We gather around, and people know I don't eat much of that stuff.
One time, when a friend said, "Mark, I want you to eat the
whole piece," I began to work myself up.
My symptoms were tenseness and flushing in the face. I had the
impulse to leave, and my throat got tight. I also had a feeling
of dread. My racing thoughts were: "Why don't they leave me
alone? I'm weird. What's wrong with me?"
I spotted the startle and that eating sweets and being social is
a strong link with me. I spotted the threat to my social personality
and my undesirable exceptionality—that I'm the worst. I had
angry temper at my coworker, but I excused rather than accused.
I spotted that people do things that annoy us, not to annoy us.
Doing the thing I feared, I ate a piece of cake. I did what an average
person would do in that situation. My fearful temper was in the
form of self-pity and self-importance. I thought everyone at the
celebration was watching me. I spotted that I'm average, not wrong.

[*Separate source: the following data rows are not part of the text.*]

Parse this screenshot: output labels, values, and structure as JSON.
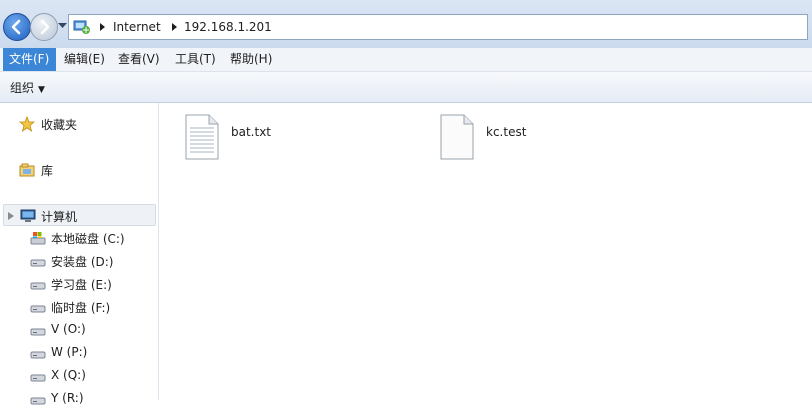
{
  "address": {
    "crumbs": [
      "Internet",
      "192.168.1.201"
    ]
  },
  "menu": {
    "items": [
      "文件(F)",
      "编辑(E)",
      "查看(V)",
      "工具(T)",
      "帮助(H)"
    ],
    "active_index": 0,
    "active_color": "#3b86d6"
  },
  "toolbar": {
    "organize_label": "组织"
  },
  "sidebar": {
    "favorites_label": "收藏夹",
    "libraries_label": "库",
    "computer_label": "计算机",
    "drives": [
      "本地磁盘 (C:)",
      "安装盘 (D:)",
      "学习盘 (E:)",
      "临时盘 (F:)",
      "V (O:)",
      "W (P:)",
      "X (Q:)",
      "Y (R:)"
    ]
  },
  "files": [
    {
      "name": "bat.txt",
      "icon": "text-file-icon"
    },
    {
      "name": "kc.test",
      "icon": "generic-file-icon"
    }
  ]
}
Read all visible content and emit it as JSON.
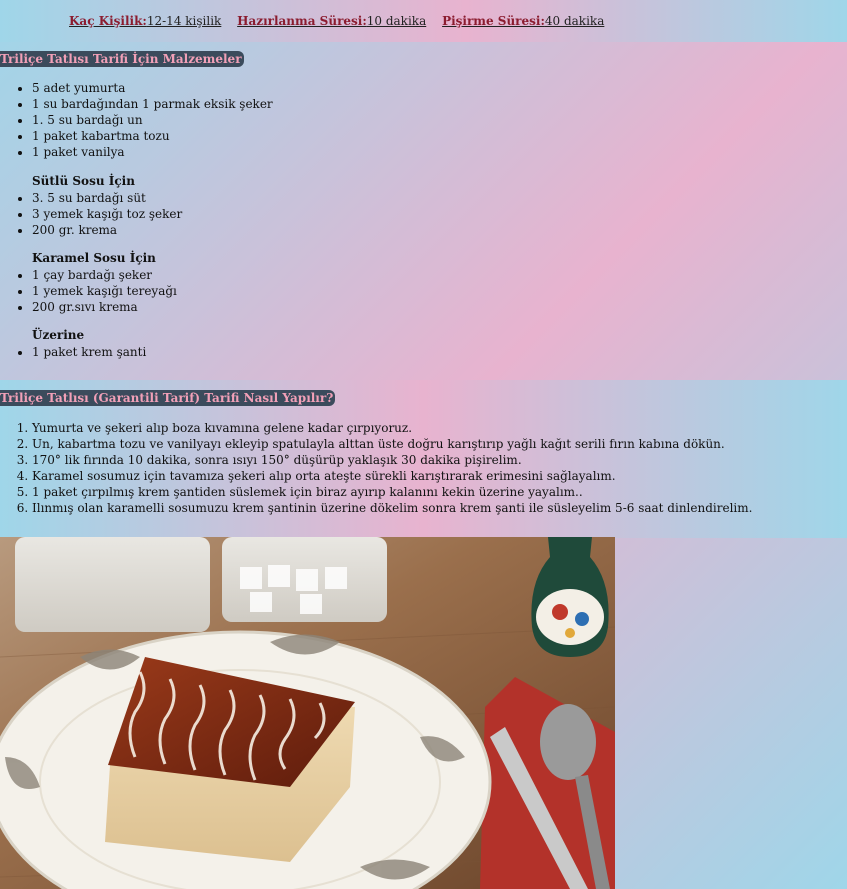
{
  "info": {
    "servings_label": "Kaç Kişilik:",
    "servings_value": "12-14 kişilik",
    "prep_label": "Hazırlanma Süresi:",
    "prep_value": "10 dakika",
    "cook_label": "Pişirme Süresi:",
    "cook_value": "40 dakika"
  },
  "ingredients": {
    "title": "Triliçe Tatlısı Tarifi İçin Malzemeler",
    "main": [
      "5 adet yumurta",
      "1 su bardağından 1 parmak eksik şeker",
      "1. 5 su bardağı un",
      "1 paket kabartma tozu",
      "1 paket vanilya"
    ],
    "milk_title": "Sütlü Sosu İçin",
    "milk": [
      "3. 5 su bardağı süt",
      "3 yemek kaşığı toz şeker",
      "200 gr. krema"
    ],
    "caramel_title": "Karamel Sosu İçin",
    "caramel": [
      "1 çay bardağı şeker",
      "1 yemek kaşığı tereyağı",
      "200 gr.sıvı krema"
    ],
    "topping_title": "Üzerine",
    "topping": [
      "1 paket krem şanti"
    ]
  },
  "steps": {
    "title": "Triliçe Tatlısı (Garantili Tarif) Tarifi Nasıl Yapılır?",
    "items": [
      "Yumurta ve şekeri alıp boza kıvamına gelene kadar çırpıyoruz.",
      "Un, kabartma tozu ve vanilyayı ekleyip spatulayla alttan üste doğru karıştırıp yağlı kağıt serili fırın kabına dökün.",
      "170° lik fırında 10 dakika, sonra ısıyı 150° düşürüp yaklaşık 30 dakika pişirelim.",
      "Karamel sosumuz için tavamıza şekeri alıp orta ateşte sürekli karıştırarak erimesini sağlayalım.",
      "1 paket çırpılmış krem şantiden süslemek için biraz ayırıp kalanını kekin üzerine yayalım..",
      "Ilınmış olan karamelli sosumuzu krem şantinin üzerine dökelim sonra krem şanti ile süsleyelim 5-6 saat dinlendirelim."
    ]
  },
  "photo": {
    "palette": {
      "wood": "#8a603f",
      "plate": "#f4f1ea",
      "cake": "#e8d4a8",
      "caramel": "#7a2a14"
    }
  }
}
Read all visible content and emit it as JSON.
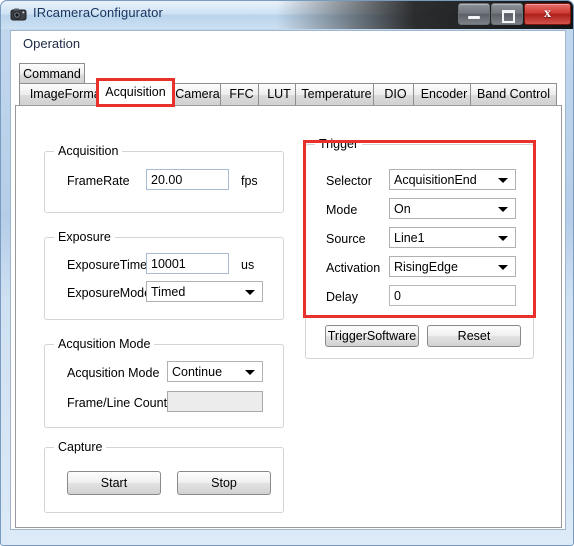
{
  "window": {
    "title": "IRcameraConfigurator",
    "icon": "camera-icon",
    "minimize_label": "",
    "maximize_label": "",
    "close_label": "x"
  },
  "menubar": {
    "items": [
      {
        "label": "Operation"
      }
    ]
  },
  "tabs": {
    "row1": [
      {
        "label": "Command",
        "selected": false
      }
    ],
    "row2": [
      {
        "label": "ImageFormat",
        "selected": false
      },
      {
        "label": "Acquisition",
        "selected": true,
        "highlighted": true
      },
      {
        "label": "Camera",
        "selected": false
      },
      {
        "label": "FFC",
        "selected": false
      },
      {
        "label": "LUT",
        "selected": false
      },
      {
        "label": "Temperature",
        "selected": false
      },
      {
        "label": "DIO",
        "selected": false
      },
      {
        "label": "Encoder",
        "selected": false
      },
      {
        "label": "Band Control",
        "selected": false
      }
    ]
  },
  "acquisition_group": {
    "title": "Acquisition",
    "framerate_label": "FrameRate",
    "framerate_value": "20.00",
    "framerate_unit": "fps"
  },
  "exposure_group": {
    "title": "Exposure",
    "exposure_time_label": "ExposureTime",
    "exposure_time_value": "10001",
    "exposure_time_unit": "us",
    "exposure_mode_label": "ExposureMode",
    "exposure_mode_value": "Timed"
  },
  "acquisition_mode_group": {
    "title": "Acqusition Mode",
    "mode_label": "Acqusition Mode",
    "mode_value": "Continue",
    "frame_line_count_label": "Frame/Line Count",
    "frame_line_count_value": ""
  },
  "capture_group": {
    "title": "Capture",
    "start_label": "Start",
    "stop_label": "Stop"
  },
  "trigger_group": {
    "title": "Trigger",
    "selector_label": "Selector",
    "selector_value": "AcquisitionEnd",
    "mode_label": "Mode",
    "mode_value": "On",
    "source_label": "Source",
    "source_value": "Line1",
    "activation_label": "Activation",
    "activation_value": "RisingEdge",
    "delay_label": "Delay",
    "delay_value": "0",
    "trigger_software_label": "TriggerSoftware",
    "reset_label": "Reset"
  },
  "colors": {
    "highlight": "#e8312a",
    "titlebar_text": "#16335e",
    "field_border": "#a7bcd3"
  }
}
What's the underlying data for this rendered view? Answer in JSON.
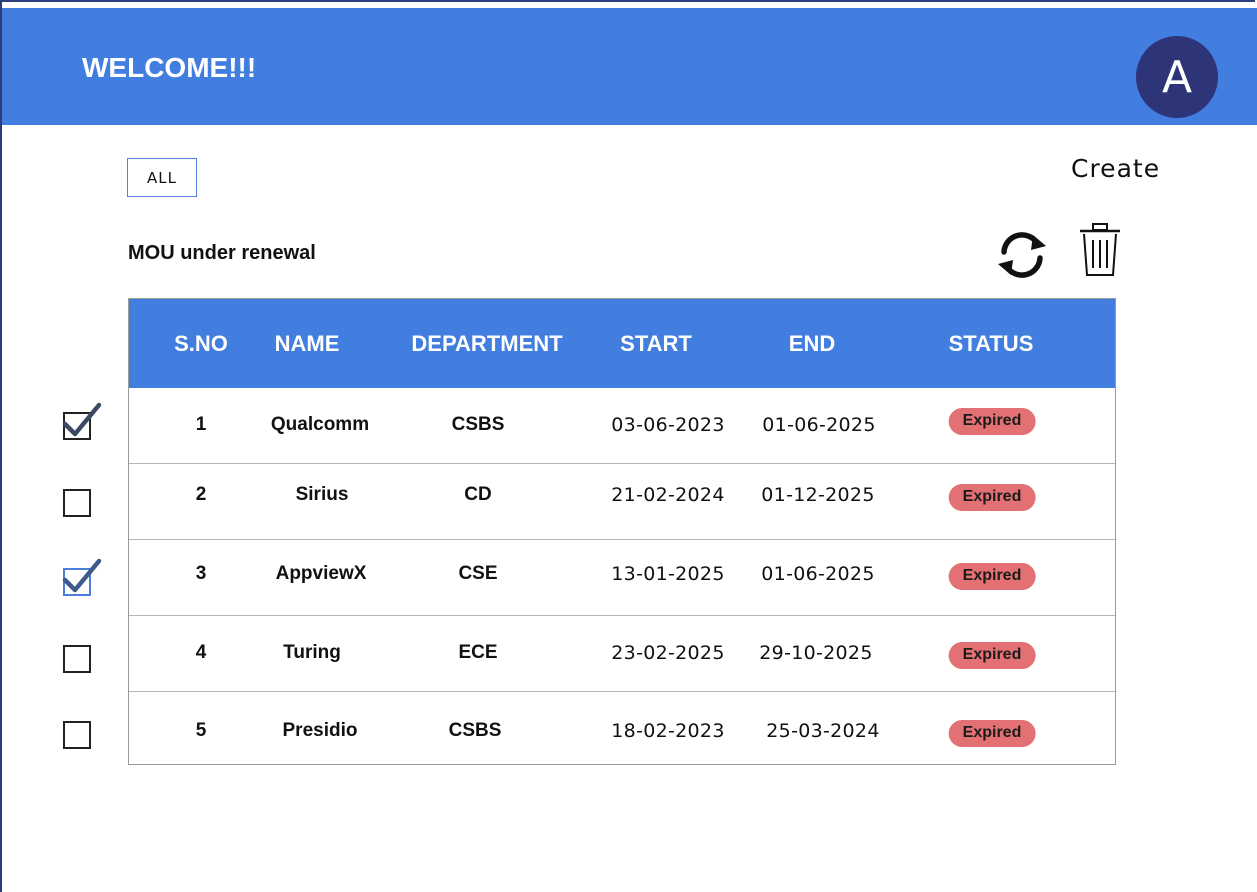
{
  "header": {
    "title": "WELCOME!!!",
    "avatar_initial": "A",
    "bg_color": "#427ee0",
    "avatar_color": "#2d3477"
  },
  "filter": {
    "all_label": "ALL"
  },
  "actions": {
    "create_label": "Create",
    "refresh_icon": "refresh-icon",
    "delete_icon": "trash-icon"
  },
  "section": {
    "title": "MOU under renewal"
  },
  "table": {
    "columns": [
      "S.NO",
      "NAME",
      "DEPARTMENT",
      "START",
      "END",
      "STATUS"
    ],
    "rows": [
      {
        "sno": "1",
        "name": "Qualcomm",
        "department": "CSBS",
        "start": "03-06-2023",
        "end": "01-06-2025",
        "status": "Expired",
        "checked": true
      },
      {
        "sno": "2",
        "name": "Sirius",
        "department": "CD",
        "start": "21-02-2024",
        "end": "01-12-2025",
        "status": "Expired",
        "checked": false
      },
      {
        "sno": "3",
        "name": "AppviewX",
        "department": "CSE",
        "start": "13-01-2025",
        "end": "01-06-2025",
        "status": "Expired",
        "checked": true
      },
      {
        "sno": "4",
        "name": "Turing",
        "department": "ECE",
        "start": "23-02-2025",
        "end": "29-10-2025",
        "status": "Expired",
        "checked": false
      },
      {
        "sno": "5",
        "name": "Presidio",
        "department": "CSBS",
        "start": "18-02-2023",
        "end": "25-03-2024",
        "status": "Expired",
        "checked": false
      }
    ],
    "status_color": "#e37173"
  }
}
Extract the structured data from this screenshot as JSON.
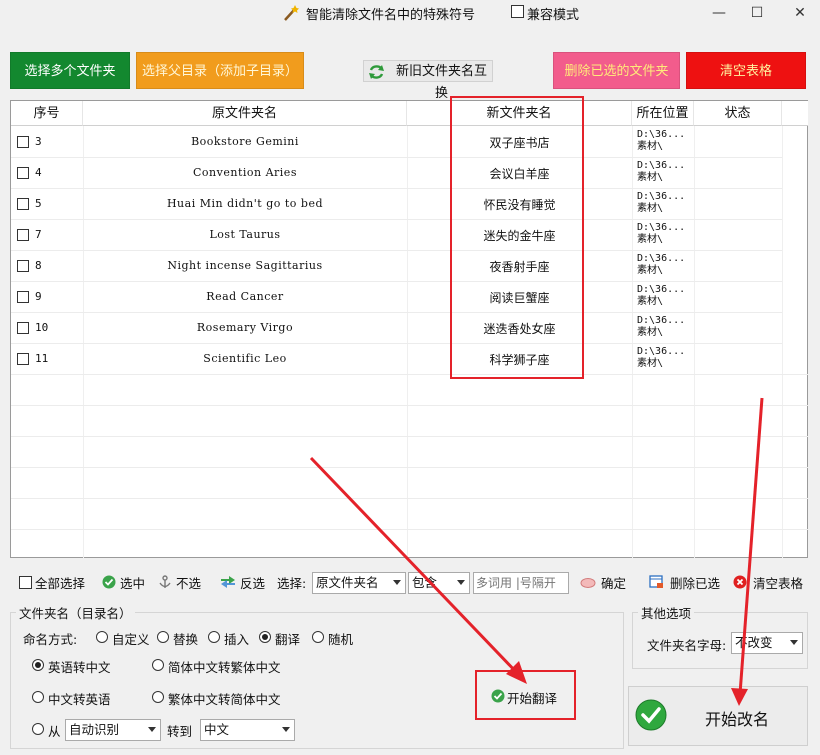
{
  "window": {
    "title": "智能清除文件名中的特殊符号",
    "compat_label": "兼容模式",
    "min": "—",
    "max": "☐",
    "close": "✕"
  },
  "toolbar_top": {
    "select_multi": "选择多个文件夹",
    "select_parent": "选择父目录（添加子目录）",
    "swap": "新旧文件夹名互换",
    "delete_selected": "删除已选的文件夹",
    "clear_table": "清空表格"
  },
  "table": {
    "headers": [
      "序号",
      "原文件夹名",
      "新文件夹名",
      "所在位置",
      "状态"
    ],
    "rows": [
      {
        "num": "3",
        "orig": "Bookstore Gemini",
        "new": "双子座书店",
        "loc1": "D:\\36...",
        "loc2": "素材\\",
        "state": ""
      },
      {
        "num": "4",
        "orig": "Convention Aries",
        "new": "会议白羊座",
        "loc1": "D:\\36...",
        "loc2": "素材\\",
        "state": ""
      },
      {
        "num": "5",
        "orig": "Huai Min didn't go to bed",
        "new": "怀民没有睡觉",
        "loc1": "D:\\36...",
        "loc2": "素材\\",
        "state": ""
      },
      {
        "num": "7",
        "orig": "Lost Taurus",
        "new": "迷失的金牛座",
        "loc1": "D:\\36...",
        "loc2": "素材\\",
        "state": ""
      },
      {
        "num": "8",
        "orig": "Night incense Sagittarius",
        "new": "夜香射手座",
        "loc1": "D:\\36...",
        "loc2": "素材\\",
        "state": ""
      },
      {
        "num": "9",
        "orig": "Read Cancer",
        "new": "阅读巨蟹座",
        "loc1": "D:\\36...",
        "loc2": "素材\\",
        "state": ""
      },
      {
        "num": "10",
        "orig": "Rosemary Virgo",
        "new": "迷迭香处女座",
        "loc1": "D:\\36...",
        "loc2": "素材\\",
        "state": ""
      },
      {
        "num": "11",
        "orig": "Scientific Leo",
        "new": "科学狮子座",
        "loc1": "D:\\36...",
        "loc2": "素材\\",
        "state": ""
      }
    ]
  },
  "toolbar_bottom": {
    "select_all": "全部选择",
    "select": "选中",
    "deselect": "不选",
    "invert": "反选",
    "choose_label": "选择:",
    "field_value": "原文件夹名",
    "match_value": "包含",
    "keyword_placeholder": "多词用 |号隔开",
    "confirm": "确定",
    "delete_selected": "删除已选",
    "clear_table": "清空表格"
  },
  "naming": {
    "group_title": "文件夹名（目录名）",
    "mode_label": "命名方式:",
    "modes": [
      "自定义",
      "替换",
      "插入",
      "翻译",
      "随机"
    ],
    "selected_mode": "翻译",
    "options": {
      "en_to_zh": "英语转中文",
      "zh_to_en": "中文转英语",
      "simp_to_trad": "简体中文转繁体中文",
      "trad_to_simp": "繁体中文转简体中文",
      "from_label": "从",
      "from_value": "自动识别",
      "to_label": "转到",
      "to_value": "中文"
    },
    "start_translate": "开始翻译"
  },
  "other": {
    "group_title": "其他选项",
    "case_label": "文件夹名字母:",
    "case_value": "不改变"
  },
  "rename_button": "开始改名",
  "colors": {
    "green": "#13882f",
    "orange": "#f19c1d",
    "pink": "#f25c8c",
    "red": "#ee1111",
    "highlight": "#e4222a"
  }
}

Before my Recovery training, I would avoid these situations by
isolating myself, and if someone singled me out, I would interpret
it as evidence that I was no good and that I would always be that
way.
Further Spotting!
Lee— The only way our outer environment can get to
our inner environment is over the bridge of temper. By practicing
Recovery, Mark neutralized his temper and didn't continue to work
himself up. He also didn’t create a vicious cycle of temper,
tenseness and symptoms.
Alice— Mark should endorse himself. It required a
lot of effort and courage for him to stay put and do that nice bit
of spotting. He didn't mention endorsement, which is so vital to
the Recovery method.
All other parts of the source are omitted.